Taxing Corporate Capital Gains
Capital gains taxes imposed on corporations are increasing in importance; they interact with other distortions in important ways; and they deter firms from realizing gains, thus impeding the reallocation of assets to their most efficient owners.
To mitigate the possibility of a third layer of taxation on corporate income, the U.S. tax code allows corporations a partial deduction for dividends received from other corporations; however, returns earned as capital gains on intercorporate holdings do not receive any such relief. Instead, U.S. corporations face the same tax rate on capital gains as on ordinary income. In The Character and Determinants of Corporate Capital Gains (NBER Working Paper No. 10153), NBER researchers Mihir Desai and William Gentry find that capital gains taxes imposed on corporations are increasing in importance; they interact with other distortions in important ways; and they deter firms from realizing gains, thus impeding the reallocation of assets to their most efficient owners.
Desai and Gentry isolate the importance of corporate capital gains by comparing them to individual realizations of capital gains and to other corporate income subject to tax. Corporate capital gains realizations amount to 30 percent of individual capital gains realizations over the last half a century, and have grown in relative importance through the 1990s. Corporate capital gains also appear to have increased in importance relative to other sources of income for corporations -- by 1999, capital gains realizations were 21 percent of income subject to tax for U.S. firms.
These large realizations are associated with a distinct set of distortions and policy implications relative to individual decisions about realization, according to Desai and Gentry. In particular, these taxes might impede the reallocation of assets between firms in an economy in a way that is not operative for individual shareholders where the identity of the owner is unlikely to impact the productivity of the asset.
Additionally, firms have been shown to face a variety of costs from raising external finance, and a realization-based tax on intercorporate holdings may exacerbate those costs by making asset disposal - an alternative to raising external finance - more costly. Finally, the favorable tax treatment of intercorporate dividends relative to capital gains earned by corporations may distort the pattern of stock ownership and is likely to trigger a number of tax planning efforts, detailed in the paper, to benefit from this tax rate differential.
In order to identify the impact of these taxes on corporate behavior, Desai and Gentry use time-series tests of aggregate realization behavior and panel data on individual firm realization behavior. The time-series tests provide evidence of elasticities for corporation capital gains taxes that are significantly higher than those for individual realizations.
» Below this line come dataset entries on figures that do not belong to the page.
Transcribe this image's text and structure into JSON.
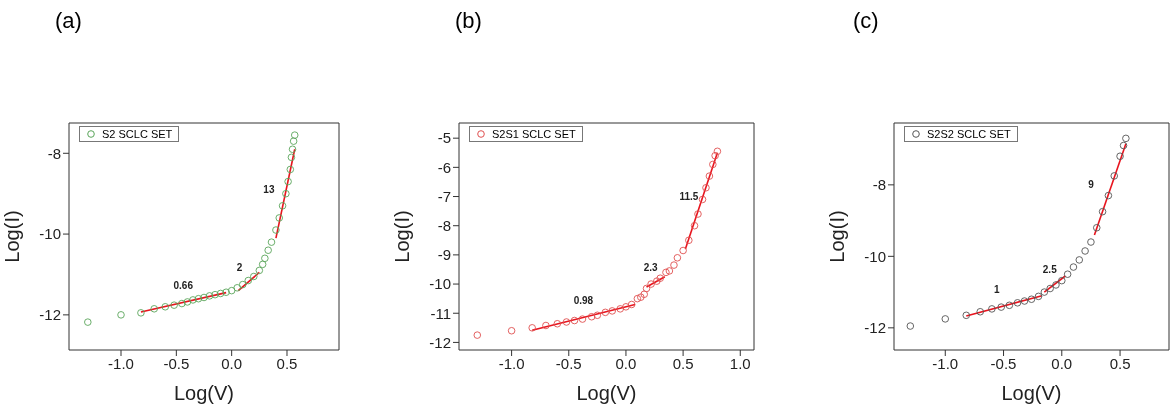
{
  "chart_data": [
    {
      "type": "scatter",
      "title": "(a)",
      "xlabel": "Log(V)",
      "ylabel": "Log(I)",
      "xlim": [
        -1.47,
        0.97
      ],
      "ylim": [
        -12.87,
        -7.25
      ],
      "xticks": [
        {
          "value": -1,
          "label": "-1.0"
        },
        {
          "value": -0.5,
          "label": "-0.5"
        },
        {
          "value": 0,
          "label": "0.0"
        },
        {
          "value": 0.5,
          "label": "0.5"
        }
      ],
      "yticks": [
        -12,
        -10,
        -8
      ],
      "legend": "top left",
      "series": [
        {
          "name": "S2 SCLC SET",
          "marker": "circle",
          "color": "#5aa55a",
          "x": [
            -1.3,
            -1.0,
            -0.82,
            -0.7,
            -0.6,
            -0.52,
            -0.45,
            -0.4,
            -0.35,
            -0.3,
            -0.25,
            -0.2,
            -0.15,
            -0.1,
            -0.05,
            0,
            0.05,
            0.1,
            0.15,
            0.2,
            0.25,
            0.28,
            0.3,
            0.33,
            0.36,
            0.4,
            0.43,
            0.46,
            0.49,
            0.51,
            0.53,
            0.54,
            0.55,
            0.56,
            0.57
          ],
          "values": [
            -12.18,
            -12.0,
            -11.95,
            -11.85,
            -11.8,
            -11.76,
            -11.72,
            -11.68,
            -11.63,
            -11.6,
            -11.57,
            -11.53,
            -11.5,
            -11.47,
            -11.44,
            -11.4,
            -11.33,
            -11.25,
            -11.15,
            -11.05,
            -10.9,
            -10.75,
            -10.6,
            -10.4,
            -10.2,
            -9.9,
            -9.6,
            -9.3,
            -9.0,
            -8.7,
            -8.4,
            -8.1,
            -7.9,
            -7.7,
            -7.55
          ]
        },
        {
          "type": "line",
          "color": "#e8141e",
          "x": [
            -0.82,
            -0.05
          ],
          "values": [
            -11.93,
            -11.45
          ]
        },
        {
          "type": "line",
          "color": "#e8141e",
          "x": [
            0.06,
            0.25
          ],
          "values": [
            -11.4,
            -10.95
          ]
        },
        {
          "type": "line",
          "color": "#e8141e",
          "x": [
            0.4,
            0.57
          ],
          "values": [
            -10.1,
            -7.9
          ]
        }
      ],
      "annotations": [
        "0.66",
        "2",
        "13"
      ]
    },
    {
      "type": "scatter",
      "title": "(b)",
      "xlabel": "Log(V)",
      "ylabel": "Log(I)",
      "xlim": [
        -1.46,
        1.12
      ],
      "ylim": [
        -12.26,
        -4.48
      ],
      "xticks": [
        {
          "value": -1,
          "label": "-1.0"
        },
        {
          "value": -0.5,
          "label": "-0.5"
        },
        {
          "value": 0,
          "label": "0.0"
        },
        {
          "value": 0.5,
          "label": "0.5"
        },
        {
          "value": 1,
          "label": "1.0"
        }
      ],
      "yticks": [
        -12,
        -11,
        -10,
        -9,
        -8,
        -7,
        -6,
        -5
      ],
      "legend": "top left",
      "series": [
        {
          "name": "S2S1 SCLC SET",
          "marker": "circle",
          "color": "#e05050",
          "x": [
            -1.3,
            -1.0,
            -0.82,
            -0.7,
            -0.6,
            -0.52,
            -0.45,
            -0.38,
            -0.3,
            -0.25,
            -0.18,
            -0.12,
            -0.05,
            0,
            0.05,
            0.1,
            0.13,
            0.16,
            0.18,
            0.22,
            0.27,
            0.3,
            0.35,
            0.38,
            0.42,
            0.45,
            0.5,
            0.55,
            0.6,
            0.63,
            0.67,
            0.7,
            0.73,
            0.76,
            0.78,
            0.8
          ],
          "values": [
            -11.75,
            -11.6,
            -11.5,
            -11.42,
            -11.36,
            -11.3,
            -11.25,
            -11.2,
            -11.12,
            -11.07,
            -10.97,
            -10.92,
            -10.85,
            -10.78,
            -10.7,
            -10.5,
            -10.45,
            -10.35,
            -10.15,
            -10.0,
            -9.9,
            -9.8,
            -9.6,
            -9.55,
            -9.35,
            -9.1,
            -8.85,
            -8.5,
            -8.0,
            -7.6,
            -7.1,
            -6.7,
            -6.3,
            -5.9,
            -5.6,
            -5.45
          ]
        },
        {
          "type": "line",
          "color": "#e8141e",
          "x": [
            -0.82,
            0.08
          ],
          "values": [
            -11.58,
            -10.7
          ]
        },
        {
          "type": "line",
          "color": "#e8141e",
          "x": [
            0.18,
            0.34
          ],
          "values": [
            -10.1,
            -9.75
          ]
        },
        {
          "type": "line",
          "color": "#e8141e",
          "x": [
            0.52,
            0.8
          ],
          "values": [
            -8.8,
            -5.5
          ]
        }
      ],
      "annotations": [
        "0.98",
        "2.3",
        "11.5"
      ]
    },
    {
      "type": "scatter",
      "title": "(c)",
      "xlabel": "Log(V)",
      "ylabel": "Log(I)",
      "xlim": [
        -1.44,
        0.92
      ],
      "ylim": [
        -12.62,
        -6.27
      ],
      "xticks": [
        {
          "value": -1,
          "label": "-1.0"
        },
        {
          "value": -0.5,
          "label": "-0.5"
        },
        {
          "value": 0,
          "label": "0.0"
        },
        {
          "value": 0.5,
          "label": "0.5"
        }
      ],
      "yticks": [
        -12,
        -10,
        -8
      ],
      "legend": "top left",
      "series": [
        {
          "name": "S2S2 SCLC SET",
          "marker": "circle",
          "color": "#555555",
          "x": [
            -1.3,
            -1.0,
            -0.82,
            -0.7,
            -0.6,
            -0.52,
            -0.45,
            -0.38,
            -0.32,
            -0.26,
            -0.2,
            -0.15,
            -0.1,
            -0.05,
            0,
            0.05,
            0.1,
            0.15,
            0.2,
            0.25,
            0.3,
            0.35,
            0.4,
            0.45,
            0.5,
            0.53,
            0.55
          ],
          "values": [
            -11.95,
            -11.75,
            -11.65,
            -11.55,
            -11.47,
            -11.42,
            -11.37,
            -11.3,
            -11.25,
            -11.2,
            -11.12,
            -11.0,
            -10.9,
            -10.8,
            -10.68,
            -10.5,
            -10.3,
            -10.1,
            -9.85,
            -9.6,
            -9.2,
            -8.75,
            -8.3,
            -7.75,
            -7.2,
            -6.9,
            -6.7
          ]
        },
        {
          "type": "line",
          "color": "#e8141e",
          "x": [
            -0.82,
            -0.17
          ],
          "values": [
            -11.67,
            -11.1
          ]
        },
        {
          "type": "line",
          "color": "#e8141e",
          "x": [
            -0.15,
            0.03
          ],
          "values": [
            -11.0,
            -10.55
          ]
        },
        {
          "type": "line",
          "color": "#e8141e",
          "x": [
            0.28,
            0.55
          ],
          "values": [
            -9.4,
            -6.85
          ]
        }
      ],
      "annotations": [
        "1",
        "2.5",
        "9"
      ]
    }
  ]
}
Given the highly correlated nature of individual and corporate realizations, Desai and Gentry include controls for a number of other possible omitted factors - including measures of market sentiment - and the measured elasticities are robust to the inclusion of these controls.
Given the difficulties inherent in such time-series tests, Desai and Gentry next use proxies for firm-level tax rates to identify how corporate capital gain realization behavior is influenced by these taxes. Controlling for firm characteristics and time-varying investment opportunities, Desai and Gentry find that the sales of investments and property, plant, and equipment are more likely and considerably larger in low-tax years. In addition to this evidence on disposal behavior, the likelihood and volume of gains, rather than losses, is particularly guided by tax considerations as predicted by the rules on corporate capital gains.
Desai and Gentry conclude by noting that the distortions to realization behavior that they identify are just one dimension of the distortions associated with this tax system. Specifically, they point out that "these taxes are likely to influence business planning on a variety of margins - including merger activity, the initiation and termination of lines of business, and the patterns of cross-holdings. In combination with the curious distinction between the treatment of intercorporate dividend payments and intercorporate capital gains, the results in this paper and these broader consequences suggest that tax policy for corporate capital gains may be ripe for reevaluation and that much more needs to be understood about how corporate capital gains taxes influence firm behavior."